Reenkarnasyonun gerçek olabilmesi için:
- Bedenden ayrı ve transfer edilebilir bir ruh olmalı (fiziksel ya da değil),
- Bu ruhun aktarımı sonucunda gerçekten kişinin bilinci yer/beden değiştirebilmeli,
- Bu aktarım öncesi ile sonrası arasında belirgin bir ilişki/nedensellik kurulabilmeli,
- Bu aktarımın bir mekanizması olmalı (mümkünse, tespit edilebilir bir mekanizması olmalı).

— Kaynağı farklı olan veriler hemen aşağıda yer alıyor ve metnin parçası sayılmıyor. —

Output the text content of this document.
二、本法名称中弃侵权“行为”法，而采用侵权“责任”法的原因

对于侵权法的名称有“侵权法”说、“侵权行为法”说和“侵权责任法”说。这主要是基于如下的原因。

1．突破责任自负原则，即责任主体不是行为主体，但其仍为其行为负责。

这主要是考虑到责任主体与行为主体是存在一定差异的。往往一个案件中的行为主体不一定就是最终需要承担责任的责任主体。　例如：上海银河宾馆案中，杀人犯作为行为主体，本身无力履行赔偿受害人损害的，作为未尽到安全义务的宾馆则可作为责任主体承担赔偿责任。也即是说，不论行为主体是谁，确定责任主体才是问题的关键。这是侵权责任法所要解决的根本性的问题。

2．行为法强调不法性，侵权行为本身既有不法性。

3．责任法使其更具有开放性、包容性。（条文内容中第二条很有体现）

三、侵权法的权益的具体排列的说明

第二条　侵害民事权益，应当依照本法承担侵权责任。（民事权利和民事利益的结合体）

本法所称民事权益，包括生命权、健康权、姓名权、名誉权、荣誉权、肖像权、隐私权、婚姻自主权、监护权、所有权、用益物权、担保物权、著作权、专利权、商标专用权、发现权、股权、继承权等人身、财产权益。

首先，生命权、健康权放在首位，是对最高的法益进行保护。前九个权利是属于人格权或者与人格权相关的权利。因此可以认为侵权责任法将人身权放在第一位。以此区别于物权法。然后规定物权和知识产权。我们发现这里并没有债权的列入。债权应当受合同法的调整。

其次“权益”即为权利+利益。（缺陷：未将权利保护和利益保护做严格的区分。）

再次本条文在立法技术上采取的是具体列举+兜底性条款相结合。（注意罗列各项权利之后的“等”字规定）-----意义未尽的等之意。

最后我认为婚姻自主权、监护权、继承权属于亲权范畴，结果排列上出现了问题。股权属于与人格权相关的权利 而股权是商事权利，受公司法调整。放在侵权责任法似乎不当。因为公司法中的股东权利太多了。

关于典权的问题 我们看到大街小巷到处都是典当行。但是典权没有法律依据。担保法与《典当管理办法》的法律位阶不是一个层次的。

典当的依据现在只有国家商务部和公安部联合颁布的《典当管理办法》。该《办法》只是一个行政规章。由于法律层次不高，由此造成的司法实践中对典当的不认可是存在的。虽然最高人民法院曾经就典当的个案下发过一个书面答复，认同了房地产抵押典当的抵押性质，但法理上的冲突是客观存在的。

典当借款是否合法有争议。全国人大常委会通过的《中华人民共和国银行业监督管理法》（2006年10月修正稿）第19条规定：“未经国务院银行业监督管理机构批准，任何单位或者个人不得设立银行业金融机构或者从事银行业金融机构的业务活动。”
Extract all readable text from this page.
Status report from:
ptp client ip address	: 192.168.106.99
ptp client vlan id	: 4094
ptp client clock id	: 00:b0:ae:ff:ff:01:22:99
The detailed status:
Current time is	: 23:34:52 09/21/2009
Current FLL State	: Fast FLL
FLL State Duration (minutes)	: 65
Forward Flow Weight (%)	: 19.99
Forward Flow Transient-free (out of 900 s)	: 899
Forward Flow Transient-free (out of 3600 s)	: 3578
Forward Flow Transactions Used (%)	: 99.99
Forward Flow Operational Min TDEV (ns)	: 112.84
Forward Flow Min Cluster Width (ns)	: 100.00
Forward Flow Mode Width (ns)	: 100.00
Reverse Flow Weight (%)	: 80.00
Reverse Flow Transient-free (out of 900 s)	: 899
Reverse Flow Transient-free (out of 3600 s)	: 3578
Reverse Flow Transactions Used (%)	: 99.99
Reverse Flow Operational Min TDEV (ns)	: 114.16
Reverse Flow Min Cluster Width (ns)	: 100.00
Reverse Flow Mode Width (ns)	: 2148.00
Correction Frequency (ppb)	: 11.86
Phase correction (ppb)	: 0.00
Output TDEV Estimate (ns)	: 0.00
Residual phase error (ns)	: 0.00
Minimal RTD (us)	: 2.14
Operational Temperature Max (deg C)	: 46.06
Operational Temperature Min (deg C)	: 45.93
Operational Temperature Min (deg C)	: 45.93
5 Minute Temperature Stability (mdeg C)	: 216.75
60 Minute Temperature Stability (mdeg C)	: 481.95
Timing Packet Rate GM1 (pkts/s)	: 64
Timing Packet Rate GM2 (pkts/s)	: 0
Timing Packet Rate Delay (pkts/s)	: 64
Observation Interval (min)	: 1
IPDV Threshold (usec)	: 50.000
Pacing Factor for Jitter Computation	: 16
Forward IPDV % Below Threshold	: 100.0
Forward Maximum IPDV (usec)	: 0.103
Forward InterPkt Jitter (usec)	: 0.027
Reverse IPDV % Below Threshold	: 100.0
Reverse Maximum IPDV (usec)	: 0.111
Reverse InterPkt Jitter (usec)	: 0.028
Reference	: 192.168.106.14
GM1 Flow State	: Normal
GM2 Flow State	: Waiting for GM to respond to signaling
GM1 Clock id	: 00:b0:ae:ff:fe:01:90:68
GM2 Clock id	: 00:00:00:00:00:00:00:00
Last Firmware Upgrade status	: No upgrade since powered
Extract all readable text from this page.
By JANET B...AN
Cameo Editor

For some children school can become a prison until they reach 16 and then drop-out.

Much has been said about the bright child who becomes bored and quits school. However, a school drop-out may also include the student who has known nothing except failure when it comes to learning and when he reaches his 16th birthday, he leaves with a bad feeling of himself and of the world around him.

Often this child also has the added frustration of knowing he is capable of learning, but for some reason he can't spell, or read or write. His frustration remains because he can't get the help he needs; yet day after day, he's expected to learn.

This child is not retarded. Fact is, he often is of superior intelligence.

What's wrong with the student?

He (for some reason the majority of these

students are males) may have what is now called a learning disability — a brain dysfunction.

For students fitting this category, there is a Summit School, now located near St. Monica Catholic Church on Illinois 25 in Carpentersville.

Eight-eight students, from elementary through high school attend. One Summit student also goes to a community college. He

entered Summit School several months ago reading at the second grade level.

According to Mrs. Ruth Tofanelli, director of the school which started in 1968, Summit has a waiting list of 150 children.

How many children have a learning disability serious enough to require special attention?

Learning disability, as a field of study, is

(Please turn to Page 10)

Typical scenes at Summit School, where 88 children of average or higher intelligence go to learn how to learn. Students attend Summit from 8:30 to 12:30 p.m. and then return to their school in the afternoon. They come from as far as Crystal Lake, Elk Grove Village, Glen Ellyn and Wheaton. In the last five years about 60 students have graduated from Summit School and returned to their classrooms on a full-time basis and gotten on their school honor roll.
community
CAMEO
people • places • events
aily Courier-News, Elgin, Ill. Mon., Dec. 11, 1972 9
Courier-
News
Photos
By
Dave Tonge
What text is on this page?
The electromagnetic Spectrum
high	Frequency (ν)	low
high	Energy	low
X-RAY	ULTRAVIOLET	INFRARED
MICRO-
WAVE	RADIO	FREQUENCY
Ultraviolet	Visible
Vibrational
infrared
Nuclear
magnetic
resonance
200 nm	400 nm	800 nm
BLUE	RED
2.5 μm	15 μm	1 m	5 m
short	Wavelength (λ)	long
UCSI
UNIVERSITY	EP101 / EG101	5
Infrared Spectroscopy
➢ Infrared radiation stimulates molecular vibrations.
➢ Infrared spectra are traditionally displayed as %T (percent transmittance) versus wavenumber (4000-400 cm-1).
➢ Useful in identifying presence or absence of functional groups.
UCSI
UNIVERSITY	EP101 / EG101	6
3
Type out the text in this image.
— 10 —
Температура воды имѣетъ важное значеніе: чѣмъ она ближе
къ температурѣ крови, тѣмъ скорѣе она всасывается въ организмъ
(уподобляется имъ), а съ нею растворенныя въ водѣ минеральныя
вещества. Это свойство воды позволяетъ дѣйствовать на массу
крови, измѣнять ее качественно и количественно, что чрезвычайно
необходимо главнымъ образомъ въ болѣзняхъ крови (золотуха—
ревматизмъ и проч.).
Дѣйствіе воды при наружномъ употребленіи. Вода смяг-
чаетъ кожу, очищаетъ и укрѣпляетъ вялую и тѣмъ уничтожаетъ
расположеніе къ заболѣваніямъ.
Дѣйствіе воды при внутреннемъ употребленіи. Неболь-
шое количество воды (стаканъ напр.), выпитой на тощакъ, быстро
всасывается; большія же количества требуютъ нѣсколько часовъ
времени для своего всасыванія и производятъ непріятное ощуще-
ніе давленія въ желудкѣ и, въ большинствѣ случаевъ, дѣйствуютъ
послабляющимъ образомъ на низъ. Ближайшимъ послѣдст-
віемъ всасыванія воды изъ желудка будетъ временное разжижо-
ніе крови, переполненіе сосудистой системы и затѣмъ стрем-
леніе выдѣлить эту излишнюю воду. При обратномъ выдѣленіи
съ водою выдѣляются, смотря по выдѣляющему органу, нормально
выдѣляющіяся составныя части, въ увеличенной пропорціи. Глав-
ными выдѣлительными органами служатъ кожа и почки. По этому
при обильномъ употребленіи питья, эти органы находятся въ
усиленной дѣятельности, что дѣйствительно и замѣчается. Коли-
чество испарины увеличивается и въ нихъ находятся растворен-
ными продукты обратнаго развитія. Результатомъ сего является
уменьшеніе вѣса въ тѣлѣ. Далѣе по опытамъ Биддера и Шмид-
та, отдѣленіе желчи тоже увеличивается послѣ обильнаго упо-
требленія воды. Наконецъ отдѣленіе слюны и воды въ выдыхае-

Bu, kısaltılmış bir liste. Yani reenkarnasyonun gerçek olması için yeterli değil; ama geçerli bir liste. Şu anda bu listedeki 4 öncül de en iyi ihtimalle tartışmalı, en kötü ihtimalle düpedüz yanlış.
Bunlar çözülmeden, reenkarnasyon var mı yok mu diye düşünmek bile anlamsız olacaktır. Ne var ki bunların neredeyse hiçbiri yanlışlanabilir veya test edilebilir argümanlar bile değil (hele ki daha 1. öncülde doğaüstü işin içine dahil edilecekse).
Bu nedenle reenkarnasyon, savunucularının bariz veri noksanlığı, argüman muğlaklığı ve genel sistemsizliği dolayısıyla bir sahtebilim (veya dayanaksız bir inanç) olarak görülmektedir.